If taking the concerns of those who perceive themselves to be victims of antisemitism, Islamophobia or racism is contingent on them being the ‘right’ sort of victim, then any kind of universalist approach to prejudice and discrimination is undermined in favour of supporting particular kinds of people, in particular times and spaces, for particular reasons.
It may be possible at least to fight one’s own internal battles without bringing in external supporters who tend to inflame matters
Nonetheless, the alternatives to this kind of practice are also unpalatable. It is neither practical nor desirable to treat communities and minorities as homogeneous. Nor is it practical or desirable for non-Jews or non-Muslims to concern themselves with ‘every’ Jew or Muslim. The increasing awareness of the diversity of Jewish, Muslim and other minority communities has, at the very least, had the advantage of undermining the power of elites within those communities who sought exclusive rights to represent them in the public sphere.
What I would suggest, then, are three modest steps that can help scholars and activists, both within and without Jewish and Muslim minorities, to ensure that some of the problematic consequences of internal conflict are managed.
Firstly, it is inadvisable to treat the denials or affirmations by community members that something is or is not racist as ‘the last word’. For example, just because some Jews do not find the campaign for Boycott, Divestment and Sanctions against Israel antisemitic does not obviate the need to take the concerns of those who do seriously.
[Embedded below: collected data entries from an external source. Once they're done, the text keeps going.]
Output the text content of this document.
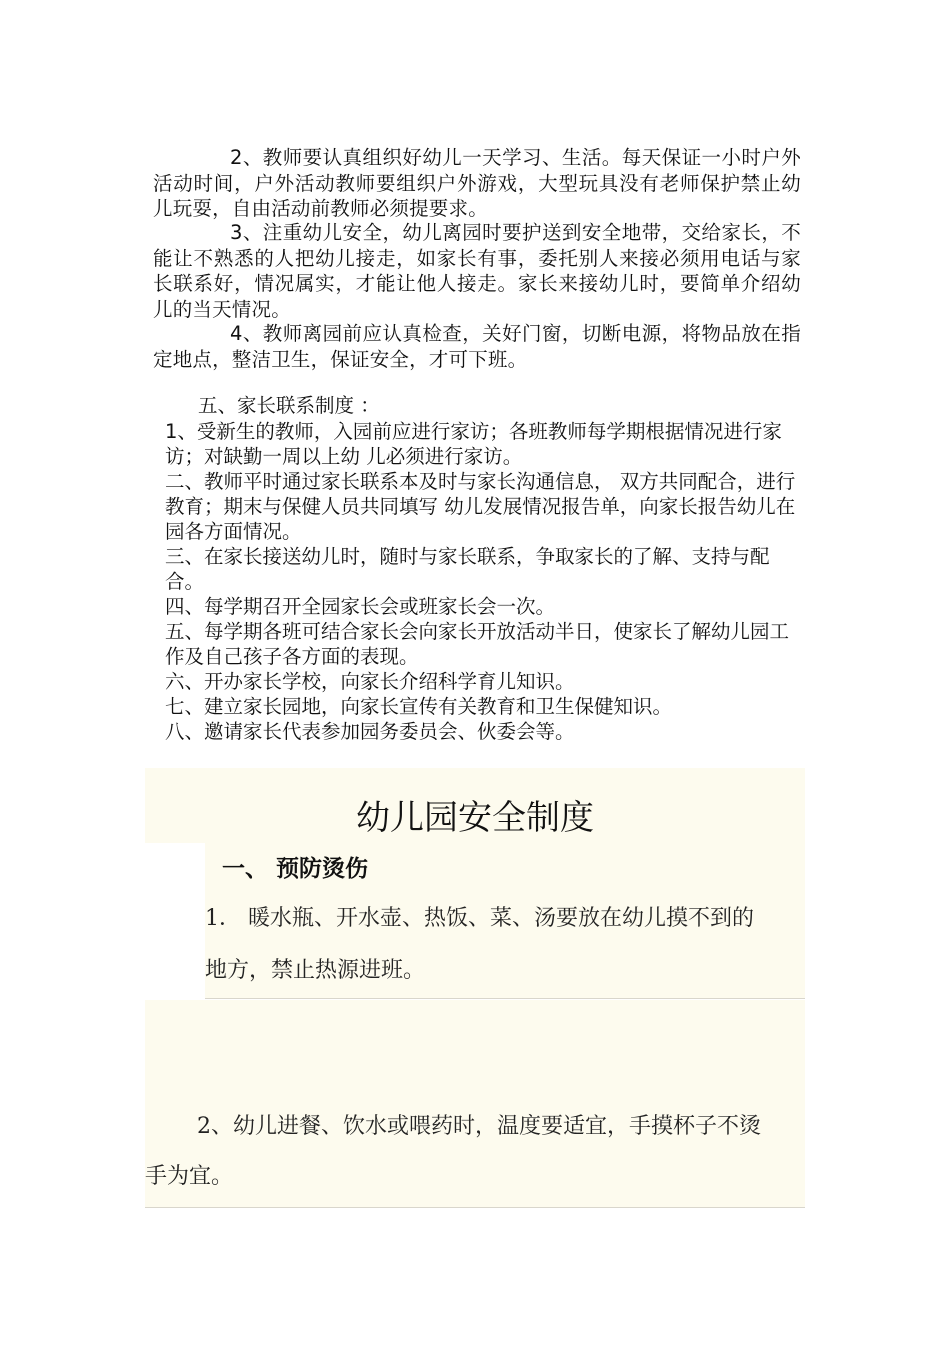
2、教师要认真组织好幼儿一天学习、生活。每天保证一小时户外活动时间，户外活动教师要组织户外游戏，大型玩具没有老师保护禁止幼儿玩耍，自由活动前教师必须提要求。
3、注重幼儿安全，幼儿离园时要护送到安全地带，交给家长，不能让不熟悉的人把幼儿接走，如家长有事，委托别人来接必须用电话与家长联系好，情况属实，才能让他人接走。家长来接幼儿时，要简单介绍幼儿的当天情况。
4、教师离园前应认真检查，关好门窗，切断电源，将物品放在指定地点，整洁卫生，保证安全，才可下班。
五、家长联系制度 ：
1、受新生的教师，入园前应进行家访；各班教师每学期根据情况进行家访；对缺勤一周以上幼 儿必须进行家访。
二、教师平时通过家长联系本及时与家长沟通信息， 双方共同配合，进行教育；期末与保健人员共同填写 幼儿发展情况报告单，向家长报告幼儿在园各方面情况。
三、在家长接送幼儿时，随时与家长联系，争取家长的了解、支持与配合。
四、每学期召开全园家长会或班家长会一次。
五、每学期各班可结合家长会向家长开放活动半日，使家长了解幼儿园工作及自己孩子各方面的表现。
六、开办家长学校，向家长介绍科学育儿知识。
七、建立家长园地，向家长宣传有关教育和卫生保健知识。
八、邀请家长代表参加园务委员会、伙委会等。
幼儿园安全制度
一、 预防烫伤
1． 暖水瓶、开水壶、热饭、菜、汤要放在幼儿摸不到的
地方，禁止热源进班。
2、幼儿进餐、饮水或喂药时，温度要适宜，手摸杯子不烫
手为宜。
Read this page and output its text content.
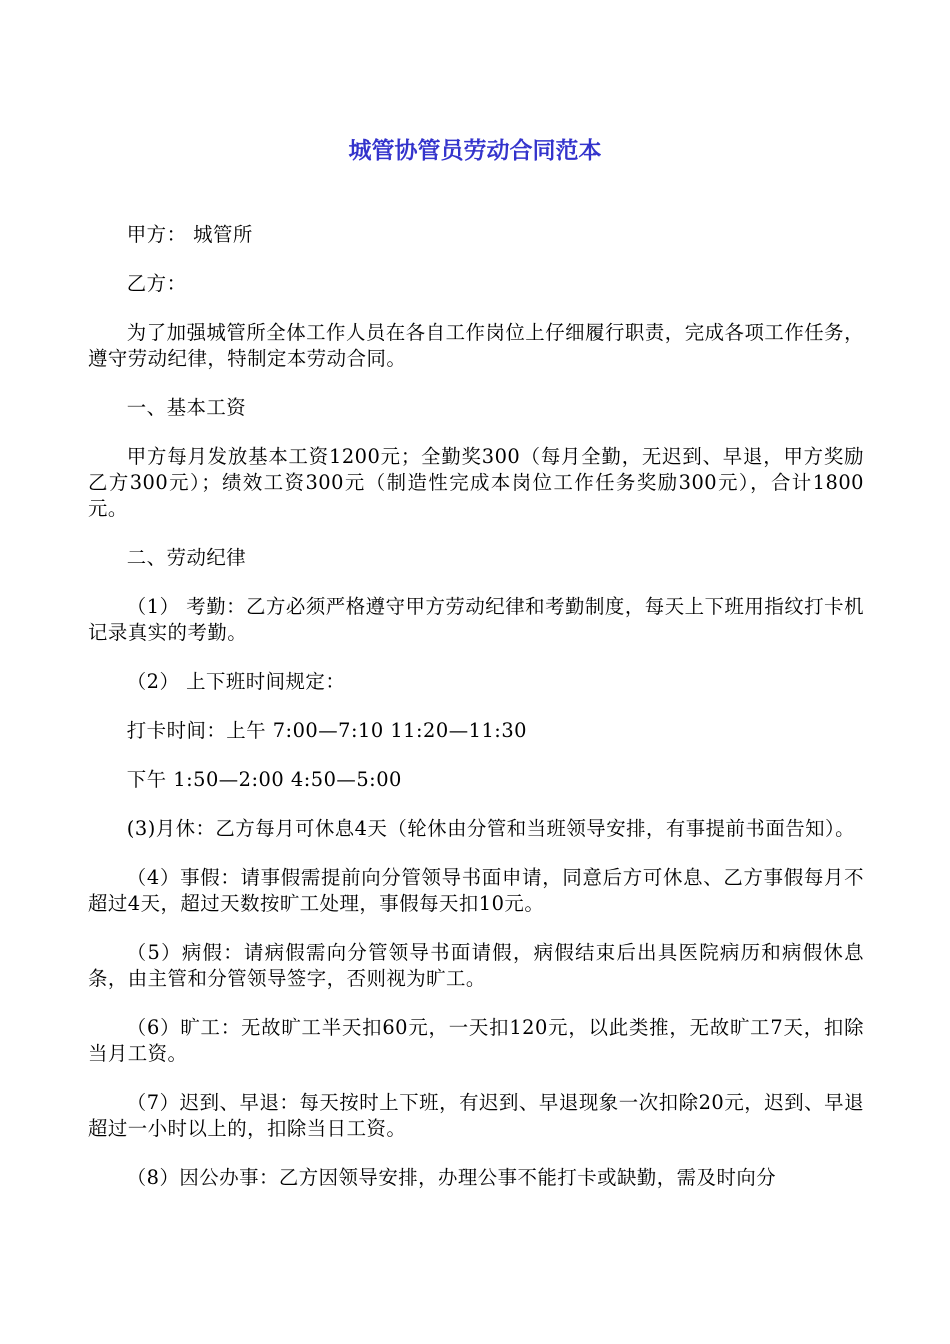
城管协管员劳动合同范本

甲方： 城管所

乙方：

为了加强城管所全体工作人员在各自工作岗位上仔细履行职责，完成各项工作任务，遵守劳动纪律，特制定本劳动合同。

一、基本工资

甲方每月发放基本工资1200元；全勤奖300（每月全勤，无迟到、早退，甲方奖励乙方300元）；绩效工资300元（制造性完成本岗位工作任务奖励300元），合计1800元。

二、劳动纪律

（1） 考勤：乙方必须严格遵守甲方劳动纪律和考勤制度，每天上下班用指纹打卡机记录真实的考勤。

（2） 上下班时间规定：

打卡时间：上午 7:00—7:10 11:20—11:30

下午 1:50—2:00 4:50—5:00

(3)月休：乙方每月可休息4天（轮休由分管和当班领导安排，有事提前书面告知）。

（4）事假：请事假需提前向分管领导书面申请，同意后方可休息、乙方事假每月不超过4天，超过天数按旷工处理，事假每天扣10元。

（5）病假：请病假需向分管领导书面请假，病假结束后出具医院病历和病假休息条，由主管和分管领导签字，否则视为旷工。

（6）旷工：无故旷工半天扣60元，一天扣120元，以此类推，无故旷工7天，扣除当月工资。

（7）迟到、早退：每天按时上下班，有迟到、早退现象一次扣除20元，迟到、早退超过一小时以上的，扣除当日工资。

（8）因公办事：乙方因领导安排，办理公事不能打卡或缺勤，需及时向分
A vast swathe of contemporary debate over forms of contemporary racism consists of making judgements about whether a certain discourse or practice is racist or not. Such debates cannot be cut off simply by taking the side of one particular protagonist
Secondly, activists and scholars should endeavour to maintain lines of communication and dialogue with members of minority communities beyond personally-favoured sub-sections within it. For example, quiet ‘back channel’ contacts between pro-Israel and pro-Palestinian groups and leaders may, in certain circumstances and given time, allow for some tensions to be mitigated and concerns aired.
Finally, just as those external to minority communities need to try and avoid exacerbating and exploiting them, so members of those communities themselves need to try and avoid exploiting external resources in their internal conflicts. While there is no going back to a time when internal conflict was kept ‘behind closed doors’, it may be possible at least to fight one’s own internal battles without bringing in external supporters who tend to inflame matters.
In the process of editing this paper, the editors pointed out to me the relationship between people and ideologies: Jews and Judaism, Muslims and Islam and so on. I want to make clear that this paper has been concerned with the former, with the relationship that Jews, Muslims and others have to each other. One common feature of the discourses that I have been exploring, is that attempts are sometimes made to separate people and their religions/ideologies. So, for example, it is common in some circles to clarify that one is criticising Zionism but not Jews and that the conflation of the two is problematic. My argument is that people and ideologies cannot be disentangled completely and that there is no disembodied and purely ideological space within which different ideologies can freely contend.